The gallant Gabriel Moraga, with his troop of Spanish Calvary from the Presidio of San Francisco came riding through the Pacheco Pass under orders from the Spanish Governor of California to explore the San Joaquin Valley in 1805. This jaunty leader and his party on reaching the floor of the valley cantered right across the area where the City of Los Banos now stands.
These explorers were astonished to note the great wealth of natural life everywhere. Gazing in every direction these Spaniards saw ducks, geese, cranes, herons, pelicans, curlew, antelope, deer, elk and grizzly bears all living their lives undisturbed. Prior to their visit only the local Indians had ventured into the area.
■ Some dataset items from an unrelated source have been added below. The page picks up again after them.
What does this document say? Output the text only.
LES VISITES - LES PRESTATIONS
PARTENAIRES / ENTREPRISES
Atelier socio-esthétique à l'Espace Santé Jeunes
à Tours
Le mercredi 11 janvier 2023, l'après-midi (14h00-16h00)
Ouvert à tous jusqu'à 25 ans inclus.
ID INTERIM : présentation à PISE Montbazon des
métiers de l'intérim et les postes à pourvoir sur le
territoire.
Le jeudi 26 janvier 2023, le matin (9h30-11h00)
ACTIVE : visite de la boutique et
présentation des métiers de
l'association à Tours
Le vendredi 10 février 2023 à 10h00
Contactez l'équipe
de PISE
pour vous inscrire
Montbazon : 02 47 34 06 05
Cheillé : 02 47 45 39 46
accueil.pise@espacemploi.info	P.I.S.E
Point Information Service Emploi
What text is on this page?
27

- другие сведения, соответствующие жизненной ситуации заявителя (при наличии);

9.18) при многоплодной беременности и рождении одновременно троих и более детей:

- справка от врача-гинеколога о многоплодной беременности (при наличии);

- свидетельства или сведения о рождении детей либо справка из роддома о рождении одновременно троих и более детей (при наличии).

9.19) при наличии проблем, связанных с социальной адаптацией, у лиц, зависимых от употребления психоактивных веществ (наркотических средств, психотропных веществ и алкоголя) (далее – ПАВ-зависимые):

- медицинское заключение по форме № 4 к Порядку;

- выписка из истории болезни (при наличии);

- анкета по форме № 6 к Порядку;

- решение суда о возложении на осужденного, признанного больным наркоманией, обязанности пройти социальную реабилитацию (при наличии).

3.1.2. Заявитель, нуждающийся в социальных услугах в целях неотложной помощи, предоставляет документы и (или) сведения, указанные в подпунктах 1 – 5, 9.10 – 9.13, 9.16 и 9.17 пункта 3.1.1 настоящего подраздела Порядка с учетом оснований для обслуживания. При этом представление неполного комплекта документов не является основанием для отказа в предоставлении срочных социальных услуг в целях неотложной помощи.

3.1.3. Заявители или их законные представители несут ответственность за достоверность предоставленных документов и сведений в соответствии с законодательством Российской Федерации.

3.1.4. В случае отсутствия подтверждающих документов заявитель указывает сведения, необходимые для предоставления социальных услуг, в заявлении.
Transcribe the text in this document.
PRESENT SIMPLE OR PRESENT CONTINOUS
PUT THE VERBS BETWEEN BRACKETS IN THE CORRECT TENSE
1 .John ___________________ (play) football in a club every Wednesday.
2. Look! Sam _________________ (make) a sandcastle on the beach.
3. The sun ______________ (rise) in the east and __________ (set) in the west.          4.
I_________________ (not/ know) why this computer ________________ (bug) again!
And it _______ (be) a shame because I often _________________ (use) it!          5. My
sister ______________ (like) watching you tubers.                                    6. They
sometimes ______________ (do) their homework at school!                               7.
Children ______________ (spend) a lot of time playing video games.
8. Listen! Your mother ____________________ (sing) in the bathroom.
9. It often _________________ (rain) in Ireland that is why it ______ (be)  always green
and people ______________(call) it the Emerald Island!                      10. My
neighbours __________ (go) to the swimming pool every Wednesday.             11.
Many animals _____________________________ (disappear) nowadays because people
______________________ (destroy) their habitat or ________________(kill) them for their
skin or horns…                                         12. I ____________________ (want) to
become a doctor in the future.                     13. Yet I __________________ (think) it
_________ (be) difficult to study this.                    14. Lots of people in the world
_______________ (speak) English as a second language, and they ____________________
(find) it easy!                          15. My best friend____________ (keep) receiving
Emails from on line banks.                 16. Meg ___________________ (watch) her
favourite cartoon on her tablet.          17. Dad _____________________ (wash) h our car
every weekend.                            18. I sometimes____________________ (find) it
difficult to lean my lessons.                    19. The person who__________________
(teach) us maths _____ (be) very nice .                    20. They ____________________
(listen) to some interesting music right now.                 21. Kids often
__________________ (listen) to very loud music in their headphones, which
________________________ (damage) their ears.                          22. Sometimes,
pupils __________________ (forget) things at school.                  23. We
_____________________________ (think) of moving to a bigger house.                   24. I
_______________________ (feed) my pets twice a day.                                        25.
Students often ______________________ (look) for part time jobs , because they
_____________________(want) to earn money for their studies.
The next Spanish explorer to leave his name stamped indelibly on the region was Padre Felipe Arroyo de la Cuesta. He was a Franciscan monk who was stationed at Mission San Juan Bautista from 1808 to 1833. On his missionary visits to the Indians he discovered pools of water in the rocks at the summit of the mountains in a little creek bed that flowed down into the San Joaquin Valley. At these baths or pools he camped overnight with his band of friendly Indians from the Mission. Reports of these baths led to the local ranchers naming the creek "El Arroyo de Los Banos del Padre Arroyo." In time that lengthy moniker was reduced to "Los Banos Crick."
In 1873 a pioneer to the area named Gus Kreyenhagen ran a trading post near Los Banos Creek. The Post Office Department decided to establish a Post Office at the trading post and named it after the creek, hence the name "Los Banos."
Henry Miller arrived in San Francisco in 1850 with $6.00 in his pocket. After working as a butcher he became aware of the need for a better grade of cattle than that which was available at that time in California.
He came to the San Joaquin Valley and began his land acquisitions and cattle empire. He acquired land on both sides of the San Joaquin River ultimately owning that land for a distance of 120 miles. In 1871 he formed the San Joaquin and Kings River Canal and Irrigation Company. He is credited with being the first to introduce the crops of cotton, rice and alfalfa to the valley.
Miller made a great effort to get the railroad to extend through the West Side and that eventually decided the present day location of Los Banos. Agriculture remains the number one industry in and around Los Banos and this is due mainly to the early success of Henry Miller.